Technical Policy Briefing Notes - 1

Summary of Methods and Case Study Examples from the MEDIATION Project


Decision Support Tools
Policy Briefs

Summary Methods and Case Study Examples
You are here: Home / Policy Briefs / Summary of Methods and Case Study Examples from MEDIATION

Decision Support Tools

There are a number of existing decision support tools that are widely used in policy and project appraisal, and which have potential for some conventional adaptation decisions. Three key techniques are used in European policy and option appraisal, summarised below.

Cost-Benefit Analysis (CBA) is the method of choice in most Government economic appraisal or impact assessment. Social cost-benefit analysis (CBA) values all relevant costs and benefits to society of all options, and then estimates a net present value or a benefit:cost ratio. In this regard, CBA is an absolute measure providing the justification for intervention, though it is often difficult to value all the costs and benefits of a particular project or policy.

CBA has been used in some adaptation assessment, usually as part of an impact assessment focused analysis. However, the routine CBA applied in economic appraisal does not fully address many of the complex issues of adaptation (UNFCCC, 2009). In general, the more unique and less routine the decision-making context is, the more difficult the use of CBA will be, and the technique will be appropriate only for some adaptation decision-making contexts, though it can be combined with many of the new techniques below.

Cost-Effectiveness Analysis (CEA) is a widely used decision support tool. It compares alternative options for achieving similar outputs (or objectives). In this regard it is a relative measure, providing comparative information between choices (unlike CBA, which provides an absolute measure). It has been widely used in environmental policy analysis, because it avoids monetary valuation of benefits, and instead quantifies benefits in physical terms.

At the technical or project level, CEA can be used to compare and rank alternative options. It does this by assessing options in terms of the cost per unit of benefit delivered, e.g. cost per tonne of pollution abated. This identifies those options that deliver highest benefit for lowest cost (i.e. the most cost-effective). At the project, policy or programme level, where combinations of options are needed, CEA can be used to assess the most cost-effective order of options, and identify the least-cost path for achieving pre-defined policy targets. This is undertaken through the use of marginal abatement cost (MAC) curves, which implement options in order of cost-effectiveness, adding up the cumulative benefits with each additional option. This approach can also identify the largest benefits possible with the available resources, and can be used to help set targets.

Cost-effectiveness analysis has become the main appraisal technique used for climate change mitigation, as it allows a comparison and ranking of alternative options within and across sectors, using the metric of cost per tonne of GHG abated (€/tCO2), and there has also been widespread use of marginal abatement cost curves for mitigation.

However, the lack of a common metric makes a similar cross-sectoral approach impossible for adaptation. Moreover, adaptation is a response to many different local, regional or national level impacts, rather than to a single global burden, and the application of CEA to adaptation is therefore much more demanding, in terms of analysis detail and resources.

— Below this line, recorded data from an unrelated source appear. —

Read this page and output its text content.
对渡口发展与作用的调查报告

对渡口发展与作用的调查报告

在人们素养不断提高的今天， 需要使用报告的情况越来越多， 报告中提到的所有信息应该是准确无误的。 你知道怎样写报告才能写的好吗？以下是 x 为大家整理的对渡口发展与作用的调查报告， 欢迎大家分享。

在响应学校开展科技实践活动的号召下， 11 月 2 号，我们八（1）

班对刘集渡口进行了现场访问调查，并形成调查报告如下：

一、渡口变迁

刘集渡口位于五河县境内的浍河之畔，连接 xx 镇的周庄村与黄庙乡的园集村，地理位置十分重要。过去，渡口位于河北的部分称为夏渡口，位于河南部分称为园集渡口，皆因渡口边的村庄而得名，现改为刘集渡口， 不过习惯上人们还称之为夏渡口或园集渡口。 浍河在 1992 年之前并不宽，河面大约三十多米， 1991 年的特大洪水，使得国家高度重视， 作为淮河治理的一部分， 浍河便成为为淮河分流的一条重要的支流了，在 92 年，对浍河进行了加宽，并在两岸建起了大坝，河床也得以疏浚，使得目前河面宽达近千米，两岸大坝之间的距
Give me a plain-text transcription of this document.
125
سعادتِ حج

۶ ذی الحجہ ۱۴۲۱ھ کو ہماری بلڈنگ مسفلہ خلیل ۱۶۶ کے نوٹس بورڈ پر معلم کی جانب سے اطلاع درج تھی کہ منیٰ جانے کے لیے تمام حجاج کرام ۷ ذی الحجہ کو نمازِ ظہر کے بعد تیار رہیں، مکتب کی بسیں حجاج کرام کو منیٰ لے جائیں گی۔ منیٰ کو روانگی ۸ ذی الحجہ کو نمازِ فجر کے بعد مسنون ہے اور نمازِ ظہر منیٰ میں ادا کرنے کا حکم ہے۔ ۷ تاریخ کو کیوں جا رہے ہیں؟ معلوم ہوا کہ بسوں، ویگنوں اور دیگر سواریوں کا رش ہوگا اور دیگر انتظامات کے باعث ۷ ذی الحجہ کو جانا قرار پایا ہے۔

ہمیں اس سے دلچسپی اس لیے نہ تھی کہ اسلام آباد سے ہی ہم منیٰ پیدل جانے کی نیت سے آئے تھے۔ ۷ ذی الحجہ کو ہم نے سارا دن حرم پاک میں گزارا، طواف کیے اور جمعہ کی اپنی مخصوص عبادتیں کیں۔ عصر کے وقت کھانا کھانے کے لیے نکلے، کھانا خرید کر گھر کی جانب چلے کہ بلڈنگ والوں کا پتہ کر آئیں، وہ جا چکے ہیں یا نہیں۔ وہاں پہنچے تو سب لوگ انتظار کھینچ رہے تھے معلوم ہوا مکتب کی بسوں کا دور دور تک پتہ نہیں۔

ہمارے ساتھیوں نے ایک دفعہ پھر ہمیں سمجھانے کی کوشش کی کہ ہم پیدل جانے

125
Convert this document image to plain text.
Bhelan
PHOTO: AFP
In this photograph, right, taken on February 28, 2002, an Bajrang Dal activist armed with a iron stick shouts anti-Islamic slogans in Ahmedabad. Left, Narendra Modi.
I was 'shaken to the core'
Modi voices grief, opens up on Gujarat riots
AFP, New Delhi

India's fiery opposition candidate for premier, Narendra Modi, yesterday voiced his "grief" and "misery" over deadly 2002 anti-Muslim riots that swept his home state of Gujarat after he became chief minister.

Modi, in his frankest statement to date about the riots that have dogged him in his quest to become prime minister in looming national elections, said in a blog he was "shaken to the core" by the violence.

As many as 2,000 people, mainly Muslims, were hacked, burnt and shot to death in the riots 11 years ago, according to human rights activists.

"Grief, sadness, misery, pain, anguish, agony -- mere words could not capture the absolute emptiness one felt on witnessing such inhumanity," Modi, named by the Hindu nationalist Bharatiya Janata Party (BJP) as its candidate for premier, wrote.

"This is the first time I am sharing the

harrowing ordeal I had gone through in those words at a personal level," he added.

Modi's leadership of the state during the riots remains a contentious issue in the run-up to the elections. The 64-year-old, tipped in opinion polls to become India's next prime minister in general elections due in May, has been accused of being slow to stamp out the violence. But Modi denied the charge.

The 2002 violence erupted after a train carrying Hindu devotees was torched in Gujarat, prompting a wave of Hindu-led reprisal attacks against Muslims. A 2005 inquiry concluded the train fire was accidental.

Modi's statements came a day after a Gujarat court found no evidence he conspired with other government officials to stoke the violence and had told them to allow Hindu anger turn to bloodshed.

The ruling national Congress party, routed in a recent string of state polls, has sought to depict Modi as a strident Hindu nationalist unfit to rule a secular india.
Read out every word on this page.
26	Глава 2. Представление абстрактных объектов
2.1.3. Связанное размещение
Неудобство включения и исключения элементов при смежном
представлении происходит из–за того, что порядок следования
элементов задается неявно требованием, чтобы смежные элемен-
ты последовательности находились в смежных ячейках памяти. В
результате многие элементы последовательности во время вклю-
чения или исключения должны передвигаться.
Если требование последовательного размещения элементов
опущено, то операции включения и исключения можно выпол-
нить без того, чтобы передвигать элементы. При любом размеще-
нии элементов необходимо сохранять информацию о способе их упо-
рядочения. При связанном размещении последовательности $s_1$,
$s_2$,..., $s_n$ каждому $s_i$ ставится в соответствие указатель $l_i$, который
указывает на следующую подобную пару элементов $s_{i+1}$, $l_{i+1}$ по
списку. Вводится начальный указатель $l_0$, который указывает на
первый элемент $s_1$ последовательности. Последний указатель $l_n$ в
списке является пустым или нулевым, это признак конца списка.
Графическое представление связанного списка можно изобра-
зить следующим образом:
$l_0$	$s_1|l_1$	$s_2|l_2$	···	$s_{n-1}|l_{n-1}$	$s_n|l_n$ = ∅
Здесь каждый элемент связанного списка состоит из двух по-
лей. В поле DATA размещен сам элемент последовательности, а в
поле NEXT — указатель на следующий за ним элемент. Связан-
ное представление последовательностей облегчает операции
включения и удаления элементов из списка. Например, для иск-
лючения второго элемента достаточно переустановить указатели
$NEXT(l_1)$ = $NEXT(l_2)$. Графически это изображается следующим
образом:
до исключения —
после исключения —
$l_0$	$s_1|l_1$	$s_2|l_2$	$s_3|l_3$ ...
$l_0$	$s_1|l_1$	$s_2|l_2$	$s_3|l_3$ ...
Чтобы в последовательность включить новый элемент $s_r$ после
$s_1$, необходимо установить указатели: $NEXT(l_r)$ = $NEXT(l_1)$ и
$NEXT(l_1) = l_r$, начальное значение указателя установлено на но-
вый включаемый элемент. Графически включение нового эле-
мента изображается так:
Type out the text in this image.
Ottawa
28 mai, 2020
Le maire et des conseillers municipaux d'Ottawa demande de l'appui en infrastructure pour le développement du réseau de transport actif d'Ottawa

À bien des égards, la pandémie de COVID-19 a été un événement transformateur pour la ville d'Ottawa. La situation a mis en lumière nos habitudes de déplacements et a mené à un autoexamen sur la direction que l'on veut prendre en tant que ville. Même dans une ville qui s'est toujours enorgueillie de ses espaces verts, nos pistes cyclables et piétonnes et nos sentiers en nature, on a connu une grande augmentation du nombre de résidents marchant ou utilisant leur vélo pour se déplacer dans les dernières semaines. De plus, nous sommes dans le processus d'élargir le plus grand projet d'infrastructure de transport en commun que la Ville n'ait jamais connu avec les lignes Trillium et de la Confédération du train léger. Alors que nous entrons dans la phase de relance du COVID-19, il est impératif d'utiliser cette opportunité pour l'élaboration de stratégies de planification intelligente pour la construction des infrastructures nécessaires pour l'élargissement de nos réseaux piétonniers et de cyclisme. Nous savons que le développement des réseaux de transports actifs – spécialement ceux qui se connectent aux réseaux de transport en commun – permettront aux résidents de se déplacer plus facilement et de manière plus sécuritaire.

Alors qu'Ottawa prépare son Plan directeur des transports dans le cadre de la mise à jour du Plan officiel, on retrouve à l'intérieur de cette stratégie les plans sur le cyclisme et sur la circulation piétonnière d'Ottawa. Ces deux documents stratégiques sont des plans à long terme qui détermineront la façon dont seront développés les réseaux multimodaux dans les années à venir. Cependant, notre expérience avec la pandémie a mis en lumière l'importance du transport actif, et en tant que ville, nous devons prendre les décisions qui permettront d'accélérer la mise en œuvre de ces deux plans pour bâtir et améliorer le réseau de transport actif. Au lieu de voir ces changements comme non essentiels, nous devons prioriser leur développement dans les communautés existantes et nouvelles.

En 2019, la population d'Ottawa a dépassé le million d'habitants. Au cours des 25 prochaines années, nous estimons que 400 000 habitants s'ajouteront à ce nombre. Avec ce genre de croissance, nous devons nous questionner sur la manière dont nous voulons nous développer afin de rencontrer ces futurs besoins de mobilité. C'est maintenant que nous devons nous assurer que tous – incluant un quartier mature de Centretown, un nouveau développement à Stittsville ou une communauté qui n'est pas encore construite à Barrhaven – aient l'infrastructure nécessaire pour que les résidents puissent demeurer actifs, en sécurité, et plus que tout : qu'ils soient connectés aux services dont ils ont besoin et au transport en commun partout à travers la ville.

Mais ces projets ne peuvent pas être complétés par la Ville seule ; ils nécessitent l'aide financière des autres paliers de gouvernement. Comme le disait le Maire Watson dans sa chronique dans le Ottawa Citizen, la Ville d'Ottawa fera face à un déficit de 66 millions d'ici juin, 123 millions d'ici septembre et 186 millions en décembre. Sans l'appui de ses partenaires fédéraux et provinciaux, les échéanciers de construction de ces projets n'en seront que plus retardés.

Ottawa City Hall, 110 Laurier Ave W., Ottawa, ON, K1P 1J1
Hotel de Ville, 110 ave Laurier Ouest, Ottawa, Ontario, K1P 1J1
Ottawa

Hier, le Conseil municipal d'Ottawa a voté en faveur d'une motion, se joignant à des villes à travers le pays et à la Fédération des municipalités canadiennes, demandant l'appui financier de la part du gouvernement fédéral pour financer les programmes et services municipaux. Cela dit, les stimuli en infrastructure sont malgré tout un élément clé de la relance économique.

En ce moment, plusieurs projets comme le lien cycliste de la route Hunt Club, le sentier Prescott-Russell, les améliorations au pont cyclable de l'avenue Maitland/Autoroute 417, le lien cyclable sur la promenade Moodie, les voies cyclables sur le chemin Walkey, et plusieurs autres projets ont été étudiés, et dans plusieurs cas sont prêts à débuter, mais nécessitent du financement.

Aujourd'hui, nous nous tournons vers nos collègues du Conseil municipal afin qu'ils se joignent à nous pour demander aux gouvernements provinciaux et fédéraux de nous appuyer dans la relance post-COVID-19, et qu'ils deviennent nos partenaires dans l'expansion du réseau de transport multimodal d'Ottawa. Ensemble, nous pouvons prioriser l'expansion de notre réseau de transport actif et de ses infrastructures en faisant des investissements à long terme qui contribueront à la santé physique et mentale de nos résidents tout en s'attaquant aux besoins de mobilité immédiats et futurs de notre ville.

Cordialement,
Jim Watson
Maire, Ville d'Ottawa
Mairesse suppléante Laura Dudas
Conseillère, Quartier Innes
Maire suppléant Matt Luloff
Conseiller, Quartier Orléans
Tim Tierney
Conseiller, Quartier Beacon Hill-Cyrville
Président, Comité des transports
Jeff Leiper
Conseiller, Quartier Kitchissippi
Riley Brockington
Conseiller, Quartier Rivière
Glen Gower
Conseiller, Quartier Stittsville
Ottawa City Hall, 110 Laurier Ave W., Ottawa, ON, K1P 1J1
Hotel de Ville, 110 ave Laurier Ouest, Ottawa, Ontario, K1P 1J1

CEA also focuses analysis on a single metric, thus omitting a full analysis of all relevant costs and benefits, which reduces the potential for cross-sectoral applications. Nonetheless, costeffectiveness is already used in many sectors that are relevant to adaptation, such as health (using health impact metrics) and flooding (looking at acceptable levels of risk), and it has some potential for appraising options within a sector, though the approach does not easily lend itself to the analysis of uncertainty.

Multi-Criteria Analysis (MCA) is a decision support tool that allows consideration of quantitative and qualitative data together in ranking alternative options. The approach provides a systematic method for assessing and scoring options against a range of decision criteria, some of which are expressed in physical or monetary units, and some which are qualitative. The various criteria can then be weighted to provide an overall ranking of options.

MCA has been widely applied in the environmental domain. It has also been used as a complementary tool to support cost-benefit analysis in appraisal, to consider the performance of options against criteria that may be difficult to value or involve qualitative aspects.

MCA does have considerable potential for adaptation. Criteria can be included to consider uncertainty or various complex elements of good adaptation, and the approach brings the flexibility to work with qualitative information, which is particularly useful given there are often data gaps. As an example, previous adaptation MCAs have considered criteria of robustness, low/no regret characteristics or flexibility, as well as co-benefits and synergies with mitigation (van Ierland et al, 2007). However, the analysis can be somewhat subjective in nature, especially in relation to uncertainty, as it tends to work with individual scenarios, against which options are assessed. This makes it more difficult to incorporate the trade-offs over time and to fully incorporate climate change uncertainty (i.e. how benefits of different adaptation options vary).